El Holocausto de Dios tenía a Jesús crucificado cuidando mis espaldas, para recordarme que todo dolor era símbolo de trascendencia. Mientras cuidara mi mente y mi corazón todo era posible, el cuerpo, tarde o temprano, sería el despojo final que me llevaría a la redención espiritual que fragmentaría mi ser hacía un universo en donde los Dioses Griegos dibujaban constelaciones, un universo que desconocía el raciocinio del hombre.
Entre un llanto que brotó como manantial, contemplé un gran pesebre que recreaba la escena de noche buena, noche en que nacía el niño Jesús. Las bancas de maderas yacían en total solemnidad, acompañando el sueño de Dios.
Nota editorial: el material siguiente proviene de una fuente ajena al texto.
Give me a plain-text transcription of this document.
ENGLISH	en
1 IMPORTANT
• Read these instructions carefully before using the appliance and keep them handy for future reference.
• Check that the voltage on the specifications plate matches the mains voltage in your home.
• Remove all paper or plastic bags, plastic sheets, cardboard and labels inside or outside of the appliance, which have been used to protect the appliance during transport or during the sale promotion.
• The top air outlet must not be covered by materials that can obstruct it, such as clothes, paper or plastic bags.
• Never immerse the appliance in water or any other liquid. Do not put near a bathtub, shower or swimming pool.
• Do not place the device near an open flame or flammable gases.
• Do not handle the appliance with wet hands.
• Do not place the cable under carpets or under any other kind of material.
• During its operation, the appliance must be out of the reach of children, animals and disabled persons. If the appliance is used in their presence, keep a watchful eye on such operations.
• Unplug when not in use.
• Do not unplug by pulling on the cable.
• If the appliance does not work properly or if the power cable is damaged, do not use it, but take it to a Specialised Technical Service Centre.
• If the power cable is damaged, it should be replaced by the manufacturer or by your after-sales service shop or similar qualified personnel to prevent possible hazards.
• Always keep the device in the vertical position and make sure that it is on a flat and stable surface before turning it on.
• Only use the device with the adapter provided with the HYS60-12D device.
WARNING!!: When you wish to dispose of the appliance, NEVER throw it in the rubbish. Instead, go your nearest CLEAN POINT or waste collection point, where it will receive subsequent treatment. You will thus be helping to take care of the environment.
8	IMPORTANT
La carne ya no ardía, el sufrimiento me había reconfortado, y era consciente de que vendrían días peores pero a ellos me sobrepondría. Lloré con todas mis fuerzas dotando de alas mi dolor, el cuál migraría hacía las naufragas mareas para ser limpiado por nobles y serviciales lavanderas, el cuál sería orillas doradas en las nubes rosadas del alba, formando letras que dotaban de vastedad mis carencias.
Tristes y pequeños hombres,
se preguntan ellos: ¿cuántos dolores guardará aquel cielo?;
Tristes y pensativos hombres
redescubren a Dios en el quedo de sus noches.